5-Amino-1-pentanol
- Names: Preferred IUPAC name 5-Aminopentan-1-ol

Identifiers
- CAS Number: 2508-29-4;
- 3D model (JSmol): Interactive image;
- ChEMBL: ChEMBL333552;
- ChemSpider: 68156;
- ECHA InfoCard: 100.017.926
- EC Number: 219-718-2;
- PubChem CID: 75634;
- CompTox Dashboard (EPA): DTXSID10179771 ;

Properties
- Chemical formula: C_{5}H_{13}NO
- Molar mass: 103.16 g·mol^{−1}
- Density: 0.9488 at 17 °C
- Melting point: 38.5 °C (101.3 °F; 311.6 K)
- Boiling point: 221.5 °C (430.7 °F; 494.6 K)
- Hazards: GHS labelling:
- Pictograms: GHS05: Corrosive GHS07: Exclamation mark
- Signal word: Danger
- Hazard statements: H302, H314
- Precautionary statements: P260, P264, P264+P265, P270, P280, P301+P317, P301+P330+P331, P302+P361+P354, P304+P340, P305+P354+P338, P316, P317, P321, P330, P363, P405, P501

= 5-Amino-1-pentanol =

5-Amino-1-pentanol is an amino alcohol with a primary amino group and a primary hydroxy group at the ends of a linear C_{5}-alkanes. As a derivative of the platform chemical furfural (that is easily accessible from pentoses), 5-amino-1-pentanol may become increasingly important in the future as a building block for biodegradable polyesteramides and as a starting material for valerolactam — the monomer for polyamides.

== Occurrence and preparation ==
The complete hydrogenation of furfural (furan-2-aldehyde) yields tetrahydrofurfuryl alcohol (2-hydroxymethyltetrahydrofuran), which undergoes ring expansion upon dehydration to give dihydropyran. Dihydropyran reacts with ammonia in a reductive amination under ring opening to produce 5-amino-1-pentanol.

Product yields of up to 85% can be achieved with a continuous process using a nickel-hydrotalcite catalyst.

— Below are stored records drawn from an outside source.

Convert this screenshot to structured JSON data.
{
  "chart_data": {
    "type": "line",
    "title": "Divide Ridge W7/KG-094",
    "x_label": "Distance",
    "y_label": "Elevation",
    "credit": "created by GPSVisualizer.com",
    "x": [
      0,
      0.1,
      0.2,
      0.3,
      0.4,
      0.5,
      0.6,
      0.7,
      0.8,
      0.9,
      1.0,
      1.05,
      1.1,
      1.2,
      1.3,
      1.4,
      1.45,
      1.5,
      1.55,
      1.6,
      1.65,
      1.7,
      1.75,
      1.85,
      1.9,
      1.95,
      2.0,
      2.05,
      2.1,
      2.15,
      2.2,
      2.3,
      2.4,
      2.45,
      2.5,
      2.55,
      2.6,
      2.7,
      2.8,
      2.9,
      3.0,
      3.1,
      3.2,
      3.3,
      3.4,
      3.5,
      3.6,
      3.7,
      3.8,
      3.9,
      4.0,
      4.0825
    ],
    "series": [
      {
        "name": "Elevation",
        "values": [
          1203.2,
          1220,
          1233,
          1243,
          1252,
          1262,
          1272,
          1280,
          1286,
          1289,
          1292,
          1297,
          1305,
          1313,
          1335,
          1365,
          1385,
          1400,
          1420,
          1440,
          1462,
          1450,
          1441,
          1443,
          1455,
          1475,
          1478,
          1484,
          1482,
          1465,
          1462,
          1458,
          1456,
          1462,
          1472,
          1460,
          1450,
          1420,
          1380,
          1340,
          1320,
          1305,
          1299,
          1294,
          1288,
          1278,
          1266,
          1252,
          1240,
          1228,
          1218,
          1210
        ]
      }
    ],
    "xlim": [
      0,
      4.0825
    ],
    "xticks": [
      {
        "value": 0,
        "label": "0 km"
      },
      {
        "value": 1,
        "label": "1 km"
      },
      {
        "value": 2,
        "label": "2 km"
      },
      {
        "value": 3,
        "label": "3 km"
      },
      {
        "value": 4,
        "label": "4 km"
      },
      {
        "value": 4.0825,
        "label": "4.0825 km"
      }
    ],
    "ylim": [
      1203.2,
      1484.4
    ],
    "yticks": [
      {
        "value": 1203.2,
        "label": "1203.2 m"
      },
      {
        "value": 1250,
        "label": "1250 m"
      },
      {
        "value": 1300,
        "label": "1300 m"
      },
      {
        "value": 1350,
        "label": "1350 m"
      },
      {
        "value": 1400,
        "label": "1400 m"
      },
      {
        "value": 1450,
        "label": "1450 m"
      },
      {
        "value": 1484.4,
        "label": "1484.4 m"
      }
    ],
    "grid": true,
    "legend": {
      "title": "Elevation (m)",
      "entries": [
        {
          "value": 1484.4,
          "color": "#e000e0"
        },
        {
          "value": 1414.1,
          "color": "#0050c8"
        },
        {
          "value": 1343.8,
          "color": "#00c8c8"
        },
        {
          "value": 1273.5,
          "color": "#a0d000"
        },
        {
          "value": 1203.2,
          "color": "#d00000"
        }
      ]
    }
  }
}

Similarly, the hemiacetal 2-hydroxytetrahydropyran that is formed from dihydropyran with hydrochloric acid can be converted to 5-amino-1-pentanol by reductive amidation with ammonia and hydrogen upon water elimination.

== Properties ==
5-Amino-1-pentanol forms white crystalline clumps at solidification temperatures around 35 °C, which dissolve in water, ethanol, and acetone. The aqueous solution (500 g-l^{−1}) reacts strongly alkaline (pH 13.2 at 20 °C).

== Reactions ==
Amino alcohols such as 5-amino-1-pentanol have been studied for their suitability of absorption of carbon dioxide.

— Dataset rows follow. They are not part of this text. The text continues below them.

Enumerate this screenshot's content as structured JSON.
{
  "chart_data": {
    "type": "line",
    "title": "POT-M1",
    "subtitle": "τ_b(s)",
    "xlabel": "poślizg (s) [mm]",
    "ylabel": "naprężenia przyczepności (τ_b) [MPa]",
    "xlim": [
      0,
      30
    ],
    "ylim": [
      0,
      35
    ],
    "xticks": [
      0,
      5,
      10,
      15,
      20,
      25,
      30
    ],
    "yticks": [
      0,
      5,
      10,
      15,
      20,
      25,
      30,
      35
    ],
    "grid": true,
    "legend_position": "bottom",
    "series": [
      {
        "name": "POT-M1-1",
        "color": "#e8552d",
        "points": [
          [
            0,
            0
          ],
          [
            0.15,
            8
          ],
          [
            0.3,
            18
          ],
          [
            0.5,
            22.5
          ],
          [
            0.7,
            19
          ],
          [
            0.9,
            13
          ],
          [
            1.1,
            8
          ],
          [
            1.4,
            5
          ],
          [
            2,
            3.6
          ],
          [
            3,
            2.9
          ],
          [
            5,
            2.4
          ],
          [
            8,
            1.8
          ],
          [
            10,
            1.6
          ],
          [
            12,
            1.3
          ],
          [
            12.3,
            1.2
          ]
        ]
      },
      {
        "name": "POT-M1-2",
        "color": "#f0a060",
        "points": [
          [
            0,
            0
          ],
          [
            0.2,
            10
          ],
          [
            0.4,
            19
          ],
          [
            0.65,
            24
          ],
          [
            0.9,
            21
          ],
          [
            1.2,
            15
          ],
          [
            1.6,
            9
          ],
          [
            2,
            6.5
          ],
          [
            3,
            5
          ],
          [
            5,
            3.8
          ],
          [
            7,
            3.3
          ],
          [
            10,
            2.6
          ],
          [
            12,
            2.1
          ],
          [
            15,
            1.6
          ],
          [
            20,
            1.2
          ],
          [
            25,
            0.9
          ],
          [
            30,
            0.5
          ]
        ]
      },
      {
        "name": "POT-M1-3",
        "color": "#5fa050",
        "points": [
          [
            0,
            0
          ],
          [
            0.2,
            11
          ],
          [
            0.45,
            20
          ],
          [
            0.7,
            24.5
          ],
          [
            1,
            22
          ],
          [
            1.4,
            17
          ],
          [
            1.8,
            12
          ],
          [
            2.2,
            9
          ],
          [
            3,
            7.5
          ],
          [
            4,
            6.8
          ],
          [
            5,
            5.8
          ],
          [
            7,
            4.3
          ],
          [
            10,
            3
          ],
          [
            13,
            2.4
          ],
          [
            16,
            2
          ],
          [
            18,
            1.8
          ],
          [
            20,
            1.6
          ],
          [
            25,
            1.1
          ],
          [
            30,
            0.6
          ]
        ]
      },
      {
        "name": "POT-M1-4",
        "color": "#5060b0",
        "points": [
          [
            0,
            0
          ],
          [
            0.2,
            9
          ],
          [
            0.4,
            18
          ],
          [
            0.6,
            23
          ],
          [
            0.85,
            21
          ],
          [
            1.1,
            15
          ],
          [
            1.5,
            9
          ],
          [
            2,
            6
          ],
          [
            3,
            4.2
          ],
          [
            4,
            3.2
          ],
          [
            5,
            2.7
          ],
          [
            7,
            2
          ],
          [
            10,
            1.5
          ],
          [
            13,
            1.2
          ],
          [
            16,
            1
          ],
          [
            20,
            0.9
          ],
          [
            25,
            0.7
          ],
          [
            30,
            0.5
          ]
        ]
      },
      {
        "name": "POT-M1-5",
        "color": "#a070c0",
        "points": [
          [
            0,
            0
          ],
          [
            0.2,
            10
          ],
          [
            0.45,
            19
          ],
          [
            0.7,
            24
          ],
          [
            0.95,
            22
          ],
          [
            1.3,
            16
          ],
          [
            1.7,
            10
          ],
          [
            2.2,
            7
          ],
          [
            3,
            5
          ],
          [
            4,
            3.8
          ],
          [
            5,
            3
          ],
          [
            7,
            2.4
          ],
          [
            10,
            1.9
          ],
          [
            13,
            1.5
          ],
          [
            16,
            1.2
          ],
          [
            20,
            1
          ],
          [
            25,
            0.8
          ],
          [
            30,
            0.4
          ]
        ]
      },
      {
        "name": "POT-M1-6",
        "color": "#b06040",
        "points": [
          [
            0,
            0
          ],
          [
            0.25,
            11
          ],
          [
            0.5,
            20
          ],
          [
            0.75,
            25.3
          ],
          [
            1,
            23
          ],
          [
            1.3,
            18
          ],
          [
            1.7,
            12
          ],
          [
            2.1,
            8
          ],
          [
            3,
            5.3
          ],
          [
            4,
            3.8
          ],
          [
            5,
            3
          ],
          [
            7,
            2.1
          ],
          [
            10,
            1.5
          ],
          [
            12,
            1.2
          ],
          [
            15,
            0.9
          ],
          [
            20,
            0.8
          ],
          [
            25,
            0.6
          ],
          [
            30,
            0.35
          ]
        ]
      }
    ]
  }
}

5-Amino-1-pentanol dehydrates when heated over ytterbium(III) oxide (Yb_{2}O_{3}) to give 4-penten-1-amine (I). Also formed piperidine (II), 2,3,4,5-tetrahydropyridine (III), and 1-pentylamine (IV).

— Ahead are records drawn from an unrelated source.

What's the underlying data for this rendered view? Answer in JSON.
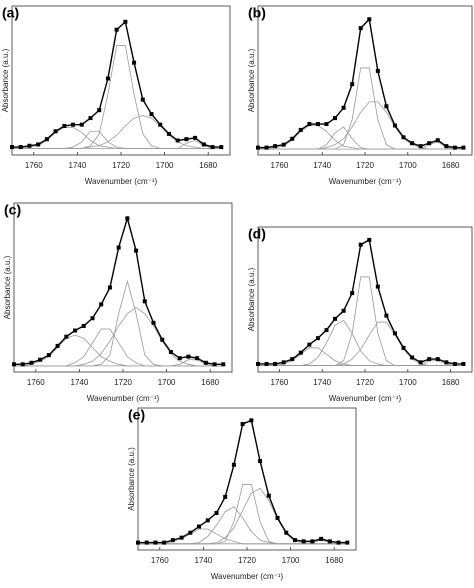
{
  "chart_data": [
    {
      "type": "line",
      "label": "(a)",
      "x_label": "Wavenumber (cm⁻¹)",
      "y_label": "Absorbance (a.u.)",
      "xlim": [
        1770,
        1670
      ],
      "xticks": [
        1760,
        1740,
        1720,
        1700,
        1680
      ],
      "ylim": [
        -0.05,
        1.08
      ],
      "x": [
        1770,
        1766,
        1762,
        1758,
        1754,
        1750,
        1746,
        1742,
        1738,
        1734,
        1730,
        1726,
        1722,
        1718,
        1714,
        1710,
        1706,
        1702,
        1698,
        1694,
        1690,
        1686,
        1682,
        1678,
        1674
      ],
      "series": [
        {
          "color": "#000000",
          "marker": "square",
          "values": [
            0.01,
            0.01,
            0.02,
            0.03,
            0.07,
            0.13,
            0.17,
            0.18,
            0.18,
            0.23,
            0.29,
            0.53,
            0.9,
            0.96,
            0.65,
            0.37,
            0.26,
            0.18,
            0.11,
            0.06,
            0.07,
            0.08,
            0.03,
            0.01,
            0.01
          ]
        },
        {
          "color": "#9a9a9a",
          "values": [
            0,
            0,
            0.01,
            0.02,
            0.06,
            0.12,
            0.16,
            0.16,
            0.12,
            0.06,
            0.02,
            0.01,
            0,
            0,
            0,
            0,
            0,
            0,
            0,
            0,
            0,
            0,
            0,
            0,
            0
          ]
        },
        {
          "color": "#9a9a9a",
          "values": [
            0,
            0,
            0,
            0,
            0,
            0,
            0,
            0.01,
            0.05,
            0.13,
            0.13,
            0.05,
            0.01,
            0,
            0,
            0,
            0,
            0,
            0,
            0,
            0,
            0,
            0,
            0,
            0
          ]
        },
        {
          "color": "#9a9a9a",
          "values": [
            0,
            0,
            0,
            0,
            0,
            0,
            0,
            0,
            0,
            0.02,
            0.11,
            0.41,
            0.78,
            0.78,
            0.41,
            0.11,
            0.02,
            0,
            0,
            0,
            0,
            0,
            0,
            0,
            0
          ]
        },
        {
          "color": "#9a9a9a",
          "values": [
            0,
            0,
            0,
            0,
            0,
            0,
            0,
            0,
            0,
            0.01,
            0.02,
            0.05,
            0.1,
            0.17,
            0.23,
            0.25,
            0.23,
            0.17,
            0.1,
            0.05,
            0.02,
            0.01,
            0,
            0,
            0
          ]
        },
        {
          "color": "#9a9a9a",
          "values": [
            0,
            0,
            0,
            0,
            0,
            0,
            0,
            0,
            0,
            0,
            0,
            0,
            0,
            0,
            0,
            0,
            0,
            0,
            0,
            0,
            0.04,
            0.06,
            0.02,
            0,
            0
          ]
        }
      ]
    },
    {
      "type": "line",
      "label": "(b)",
      "x_label": "Wavenumber (cm⁻¹)",
      "y_label": "Absorbance (a.u.)",
      "xlim": [
        1770,
        1670
      ],
      "xticks": [
        1760,
        1740,
        1720,
        1700,
        1680
      ],
      "ylim": [
        -0.04,
        0.97
      ],
      "x": [
        1770,
        1766,
        1762,
        1758,
        1754,
        1750,
        1746,
        1742,
        1738,
        1734,
        1730,
        1726,
        1722,
        1718,
        1714,
        1710,
        1706,
        1702,
        1698,
        1694,
        1690,
        1686,
        1682,
        1678,
        1674
      ],
      "series": [
        {
          "color": "#000000",
          "marker": "square",
          "values": [
            0.01,
            0.01,
            0.02,
            0.03,
            0.07,
            0.13,
            0.17,
            0.17,
            0.17,
            0.21,
            0.28,
            0.44,
            0.82,
            0.88,
            0.53,
            0.29,
            0.16,
            0.08,
            0.04,
            0.02,
            0.04,
            0.06,
            0.02,
            0.01,
            0.01
          ]
        },
        {
          "color": "#9a9a9a",
          "values": [
            0,
            0,
            0.01,
            0.02,
            0.06,
            0.12,
            0.16,
            0.16,
            0.12,
            0.06,
            0.02,
            0.01,
            0,
            0,
            0,
            0,
            0,
            0,
            0,
            0,
            0,
            0,
            0,
            0,
            0
          ]
        },
        {
          "color": "#9a9a9a",
          "values": [
            0,
            0,
            0,
            0,
            0,
            0,
            0,
            0,
            0.03,
            0.11,
            0.15,
            0.07,
            0.01,
            0,
            0,
            0,
            0,
            0,
            0,
            0,
            0,
            0,
            0,
            0,
            0
          ]
        },
        {
          "color": "#9a9a9a",
          "values": [
            0,
            0,
            0,
            0,
            0,
            0,
            0,
            0,
            0,
            0,
            0.03,
            0.2,
            0.55,
            0.55,
            0.2,
            0.03,
            0,
            0,
            0,
            0,
            0,
            0,
            0,
            0,
            0
          ]
        },
        {
          "color": "#9a9a9a",
          "values": [
            0,
            0,
            0,
            0,
            0,
            0,
            0,
            0,
            0.01,
            0.03,
            0.07,
            0.15,
            0.25,
            0.32,
            0.32,
            0.25,
            0.15,
            0.07,
            0.03,
            0.01,
            0,
            0,
            0,
            0,
            0
          ]
        },
        {
          "color": "#9a9a9a",
          "values": [
            0,
            0,
            0,
            0,
            0,
            0,
            0,
            0,
            0,
            0,
            0,
            0,
            0,
            0,
            0,
            0,
            0,
            0,
            0,
            0,
            0.03,
            0.05,
            0.01,
            0,
            0
          ]
        }
      ]
    },
    {
      "type": "line",
      "label": "(c)",
      "x_label": "Wavenumber (cm⁻¹)",
      "y_label": "Absorbance (a.u.)",
      "xlim": [
        1770,
        1670
      ],
      "xticks": [
        1760,
        1740,
        1720,
        1700,
        1680
      ],
      "ylim": [
        -0.04,
        1.06
      ],
      "x": [
        1770,
        1766,
        1762,
        1758,
        1754,
        1750,
        1746,
        1742,
        1738,
        1734,
        1730,
        1726,
        1722,
        1718,
        1714,
        1710,
        1706,
        1702,
        1698,
        1694,
        1690,
        1686,
        1682,
        1678,
        1674
      ],
      "series": [
        {
          "color": "#000000",
          "marker": "square",
          "values": [
            0.01,
            0.01,
            0.02,
            0.04,
            0.07,
            0.13,
            0.19,
            0.23,
            0.26,
            0.31,
            0.4,
            0.51,
            0.77,
            0.96,
            0.75,
            0.42,
            0.28,
            0.17,
            0.09,
            0.05,
            0.06,
            0.05,
            0.02,
            0.01,
            0.01
          ]
        },
        {
          "color": "#9a9a9a",
          "values": [
            0,
            0,
            0.01,
            0.03,
            0.06,
            0.12,
            0.18,
            0.2,
            0.18,
            0.12,
            0.06,
            0.03,
            0.01,
            0,
            0,
            0,
            0,
            0,
            0,
            0,
            0,
            0,
            0,
            0,
            0
          ]
        },
        {
          "color": "#9a9a9a",
          "values": [
            0,
            0,
            0,
            0,
            0,
            0,
            0,
            0.02,
            0.06,
            0.15,
            0.24,
            0.24,
            0.15,
            0.06,
            0.02,
            0,
            0,
            0,
            0,
            0,
            0,
            0,
            0,
            0,
            0
          ]
        },
        {
          "color": "#9a9a9a",
          "values": [
            0,
            0,
            0,
            0,
            0,
            0,
            0,
            0,
            0,
            0,
            0.01,
            0.07,
            0.34,
            0.55,
            0.34,
            0.07,
            0.01,
            0,
            0,
            0,
            0,
            0,
            0,
            0,
            0
          ]
        },
        {
          "color": "#9a9a9a",
          "values": [
            0,
            0,
            0,
            0,
            0,
            0,
            0,
            0,
            0.01,
            0.03,
            0.08,
            0.16,
            0.26,
            0.34,
            0.38,
            0.34,
            0.26,
            0.16,
            0.08,
            0.03,
            0.01,
            0,
            0,
            0,
            0
          ]
        },
        {
          "color": "#9a9a9a",
          "values": [
            0,
            0,
            0,
            0,
            0,
            0,
            0,
            0,
            0,
            0,
            0,
            0,
            0,
            0,
            0,
            0,
            0,
            0,
            0,
            0.01,
            0.04,
            0.04,
            0.01,
            0,
            0
          ]
        }
      ]
    },
    {
      "type": "line",
      "label": "(d)",
      "x_label": "Wavenumber (cm⁻¹)",
      "y_label": "Absorbance (a.u.)",
      "xlim": [
        1770,
        1670
      ],
      "xticks": [
        1760,
        1740,
        1720,
        1700,
        1680
      ],
      "ylim": [
        -0.04,
        0.86
      ],
      "x": [
        1770,
        1766,
        1762,
        1758,
        1754,
        1750,
        1746,
        1742,
        1738,
        1734,
        1730,
        1726,
        1722,
        1718,
        1714,
        1710,
        1706,
        1702,
        1698,
        1694,
        1690,
        1686,
        1682,
        1678,
        1674
      ],
      "series": [
        {
          "color": "#000000",
          "marker": "square",
          "values": [
            0.01,
            0.01,
            0.01,
            0.02,
            0.04,
            0.08,
            0.13,
            0.17,
            0.22,
            0.29,
            0.34,
            0.45,
            0.75,
            0.78,
            0.49,
            0.31,
            0.2,
            0.11,
            0.05,
            0.02,
            0.04,
            0.04,
            0.02,
            0.01,
            0.01
          ]
        },
        {
          "color": "#9a9a9a",
          "values": [
            0,
            0,
            0,
            0.01,
            0.03,
            0.07,
            0.11,
            0.11,
            0.07,
            0.03,
            0.01,
            0,
            0,
            0,
            0,
            0,
            0,
            0,
            0,
            0,
            0,
            0,
            0,
            0,
            0
          ]
        },
        {
          "color": "#9a9a9a",
          "values": [
            0,
            0,
            0,
            0,
            0,
            0,
            0.01,
            0.05,
            0.14,
            0.25,
            0.28,
            0.2,
            0.09,
            0.03,
            0.01,
            0,
            0,
            0,
            0,
            0,
            0,
            0,
            0,
            0,
            0
          ]
        },
        {
          "color": "#9a9a9a",
          "values": [
            0,
            0,
            0,
            0,
            0,
            0,
            0,
            0,
            0,
            0,
            0.03,
            0.2,
            0.55,
            0.55,
            0.2,
            0.03,
            0,
            0,
            0,
            0,
            0,
            0,
            0,
            0,
            0
          ]
        },
        {
          "color": "#9a9a9a",
          "values": [
            0,
            0,
            0,
            0,
            0,
            0,
            0,
            0,
            0,
            0,
            0.01,
            0.04,
            0.1,
            0.19,
            0.27,
            0.27,
            0.19,
            0.1,
            0.04,
            0.01,
            0,
            0,
            0,
            0,
            0
          ]
        },
        {
          "color": "#9a9a9a",
          "values": [
            0,
            0,
            0,
            0,
            0,
            0,
            0,
            0,
            0,
            0,
            0,
            0,
            0,
            0,
            0,
            0,
            0,
            0,
            0,
            0,
            0.03,
            0.03,
            0.01,
            0,
            0
          ]
        }
      ]
    },
    {
      "type": "line",
      "label": "(e)",
      "x_label": "Wavenumber (cm⁻¹)",
      "y_label": "Absorbance (a.u.)",
      "xlim": [
        1770,
        1670
      ],
      "xticks": [
        1760,
        1740,
        1720,
        1700,
        1680
      ],
      "ylim": [
        -0.05,
        1.1
      ],
      "x": [
        1770,
        1766,
        1762,
        1758,
        1754,
        1750,
        1746,
        1742,
        1738,
        1734,
        1730,
        1726,
        1722,
        1718,
        1714,
        1710,
        1706,
        1702,
        1698,
        1694,
        1690,
        1686,
        1682,
        1678,
        1674
      ],
      "series": [
        {
          "color": "#000000",
          "marker": "square",
          "values": [
            0.01,
            0.01,
            0.01,
            0.01,
            0.03,
            0.05,
            0.09,
            0.14,
            0.19,
            0.25,
            0.38,
            0.64,
            0.97,
            1.0,
            0.67,
            0.39,
            0.21,
            0.09,
            0.03,
            0.02,
            0.02,
            0.04,
            0.02,
            0.01,
            0.01
          ]
        },
        {
          "color": "#9a9a9a",
          "values": [
            0,
            0,
            0,
            0,
            0.02,
            0.04,
            0.08,
            0.12,
            0.12,
            0.08,
            0.04,
            0.02,
            0,
            0,
            0,
            0,
            0,
            0,
            0,
            0,
            0,
            0,
            0,
            0,
            0
          ]
        },
        {
          "color": "#9a9a9a",
          "values": [
            0,
            0,
            0,
            0,
            0,
            0,
            0,
            0.01,
            0.06,
            0.15,
            0.26,
            0.3,
            0.21,
            0.1,
            0.03,
            0.01,
            0,
            0,
            0,
            0,
            0,
            0,
            0,
            0,
            0
          ]
        },
        {
          "color": "#9a9a9a",
          "values": [
            0,
            0,
            0,
            0,
            0,
            0,
            0,
            0,
            0,
            0,
            0.02,
            0.18,
            0.48,
            0.48,
            0.18,
            0.02,
            0,
            0,
            0,
            0,
            0,
            0,
            0,
            0,
            0
          ]
        },
        {
          "color": "#9a9a9a",
          "values": [
            0,
            0,
            0,
            0,
            0,
            0,
            0,
            0,
            0,
            0.01,
            0.05,
            0.13,
            0.27,
            0.41,
            0.45,
            0.35,
            0.2,
            0.08,
            0.02,
            0.01,
            0,
            0,
            0,
            0,
            0
          ]
        },
        {
          "color": "#9a9a9a",
          "values": [
            0,
            0,
            0,
            0,
            0,
            0,
            0,
            0,
            0,
            0,
            0,
            0,
            0,
            0,
            0,
            0,
            0,
            0,
            0,
            0,
            0.01,
            0.03,
            0.01,
            0,
            0
          ]
        }
      ]
    }
  ]
}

Being bifunctional, 5-amino-1-pentanol reacts in a polycondensation reaction with esters of dicarboxylic acids (or their cyclic acid anhydrides, such as succinic anhydride) to give polyesteramides. These polymers have been investigated as biodegradable plastics, e.g. absorbable sutures. During the reaction, the succinic anhydride reacts initially with the nucleophilic amino group to form an ω-hydroxycarboxylic acid, which is subsequently polycondensed with carbodiimides, such as the hydrochloride of 1-ethyl-3-(3-dimethylaminopropyl)carbodiimides (EDC-HCl).

In a dehydrogenation, catalyzed by rhodium and ruthenium complexes, valerolactam, the δ-lactam of 5-aminopentanoic acid, is formed from 5-amino-1-pentanol in high (94%) yield.

Valerolactam could be of relevance for polyamide 5. Polyamide 5 has garnered little attention so far but is of interest due to its ferroelectricity.